My question is, how should I do all the singular stories as 1st person? Third? Does it need to be tight on the character telling the story or could it shift to say, third person in another character’s head, etc? If I decide 1st for one story, do I need to have 1st for all of them?

One reason I ask is that, for one of the stories, I don’t want to be in that character’s head. But shifting perspective might be confusing.

Edit: I realize that my question might be a little confusing in terms of who does what when, so I’ll break it down like thus:

Eddie, Simon and Dan are sitting around a campfire telling stories (lets call this Campfire). Eddie tells a story of how he sold a taco to a ghost (we’ll call The Taco Ghost). Simon tells a story of how Simon and Jennifer managed to tickle a ghost (called Ghost Tickles).

The story’s progression is: Campfire - The Taco Ghost - Campfire - Ghost Tickles - Campfire.

  1. Campfire is third person, but not tight to any one character. Should The Taco Ghost and Ghost Tickle also be third person? Would it be too jarring/odd for one be first person and one be third?

  2. Ghost Tickle is about Simon and Jennifer. Since Simon is the one telling the story in the overall narrative, must it be first person or third person tight to Simon? Would it be too jarring/odd to be either from Jennifer’s perspective, or third person but not necessarily focused on any one character?

That’s a good one. I took a risk and played with perspective in my Trick or Treat piece because I wanted to have periods of just the camera being a bit to slow to keep up with the protagonist.

One of the pieces I plan on returning to is a multiple perspectives. My original plan was to have a third person introduction and conclusion, and then the “body” follows the three main characters in first person. Originally, the story was going to be all the same time period, so each perspective switch would feature shared scenes from different perspectives. I will see what I think when I can get back to working on the piece.

As for your situation Rechan, what about working perspective quirks into the storytellers’ personalities, which could extend to use unreliable narrators (because I love unreliable narrators).

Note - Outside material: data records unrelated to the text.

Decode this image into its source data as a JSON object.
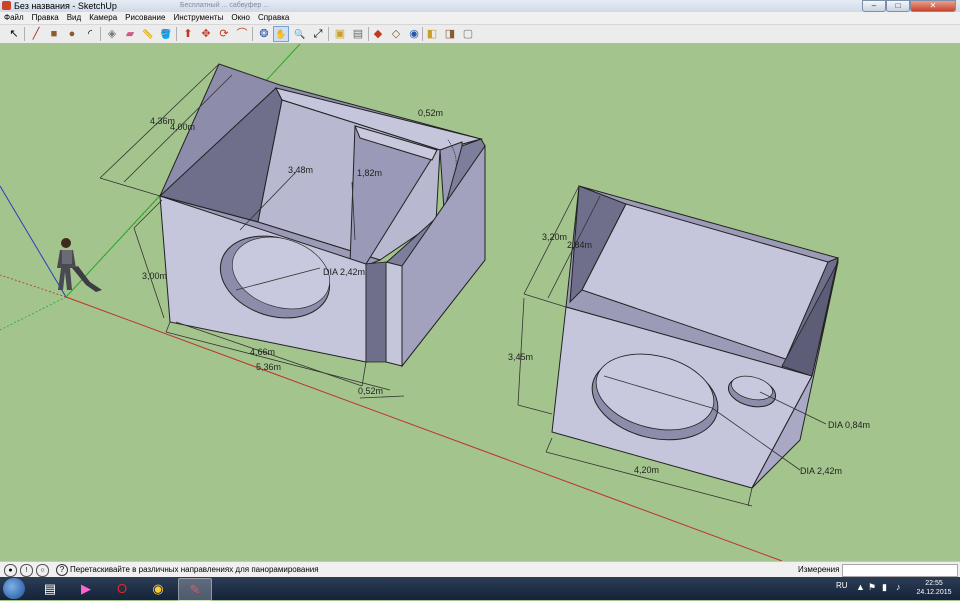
{
  "window": {
    "title": "Без названия - SketchUp",
    "background_tabs": "Бесплатный ... сабвуфер ...",
    "controls": {
      "minimize": "–",
      "maximize": "□",
      "close": "✕"
    }
  },
  "menu": [
    "Файл",
    "Правка",
    "Вид",
    "Камера",
    "Рисование",
    "Инструменты",
    "Окно",
    "Справка"
  ],
  "toolbar": {
    "tools": [
      {
        "name": "select-tool",
        "glyph": "↖"
      },
      {
        "name": "line-tool",
        "glyph": "╱"
      },
      {
        "name": "rectangle-tool",
        "glyph": "■"
      },
      {
        "name": "circle-tool",
        "glyph": "●"
      },
      {
        "name": "arc-tool",
        "glyph": "◜"
      },
      {
        "name": "make-component-tool",
        "glyph": "◈"
      },
      {
        "name": "eraser-tool",
        "glyph": "▰"
      },
      {
        "name": "tape-measure-tool",
        "glyph": "📏"
      },
      {
        "name": "paint-bucket-tool",
        "glyph": "🪣"
      },
      {
        "name": "push-pull-tool",
        "glyph": "⬆"
      },
      {
        "name": "move-tool",
        "glyph": "✥"
      },
      {
        "name": "rotate-tool",
        "glyph": "⟳"
      },
      {
        "name": "offset-tool",
        "glyph": "⌒"
      },
      {
        "name": "orbit-tool",
        "glyph": "❂"
      },
      {
        "name": "pan-tool",
        "glyph": "✋"
      },
      {
        "name": "zoom-tool",
        "glyph": "🔍"
      },
      {
        "name": "zoom-extents-tool",
        "glyph": "⤢"
      },
      {
        "name": "get-models-tool",
        "glyph": "▣"
      },
      {
        "name": "share-model-tool",
        "glyph": "▤"
      },
      {
        "name": "component-window-tool",
        "glyph": "◆"
      },
      {
        "name": "extension-warehouse-tool",
        "glyph": "◇"
      },
      {
        "name": "layout-tool",
        "glyph": "◉"
      },
      {
        "name": "warehouse-tool",
        "glyph": "◧"
      },
      {
        "name": "styles-tool",
        "glyph": "◨"
      },
      {
        "name": "scenes-tool",
        "glyph": "▢"
      }
    ]
  },
  "dimensions": {
    "box1": {
      "depth_outer": "4,36m",
      "depth_inner": "4,00m",
      "port_width": "0,52m",
      "inner_depth": "3,48m",
      "port_depth": "1,82m",
      "height": "3,00m",
      "speaker_dia": "DIA 2,42m",
      "width_inner": "4,66m",
      "width_outer": "5,36m",
      "port_gap": "0,52m"
    },
    "box2": {
      "depth_outer": "3,20m",
      "depth_inner": "2,84m",
      "height": "3,45m",
      "width": "4,20m",
      "port_dia": "DIA 0,84m",
      "speaker_dia": "DIA 2,42m"
    }
  },
  "status": {
    "text": "Перетаскивайте в различных направлениях для панорамирования",
    "measure_label": "Измерения",
    "measure_value": ""
  },
  "taskbar": {
    "language": "RU",
    "time": "22:55",
    "date": "24.12.2015"
  },
  "colors": {
    "ground": "#a3c58d",
    "box_face_light": "#c5c5dc",
    "box_face_mid": "#a9a9c6",
    "box_face_dark": "#6f6f8c",
    "axis_red": "#c0302a",
    "axis_green": "#2ea62e",
    "axis_blue": "#2a3ec0"
  }
}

Heinlein’s novel “The Number of the Beast”, while not IMO one of his better works, uses an interesting technique. While the book is written in first-person, each chapter is from one of the four main character’s point of view. (One very late chapter is from a fifth, very pleasantly-surprising point of view.) While the rotation between characters is irregular (not always in the same order), all of them get a turn regularly enough that they remain fresh in the mind.

There are probably other books written this way, but so far this is the only one I’ve come across. It’s a very cool approach to the multiple POV problem, and I’d probably give it a try myself if I were a better writer.

Switching between third and first person can be very effective. In this instance I’d tell the ghost stories in first person, to make them scarier, and have the campfire scenes in third person.

Iain Banks’s Complicity switches from first person to second person, where the second person narrator is an unknown character. It adds a very weird and menacing aura to those sections.

James Patterson uses this technique a lot and it makes for great audiobooks when they switch narrators.

I’ve seen it used badly once, in Christine. The block of initial narration was just so long that when King did switch from one voice to another, it hurt my little head. Not as much as the stupid pun last line, but still… hurt head.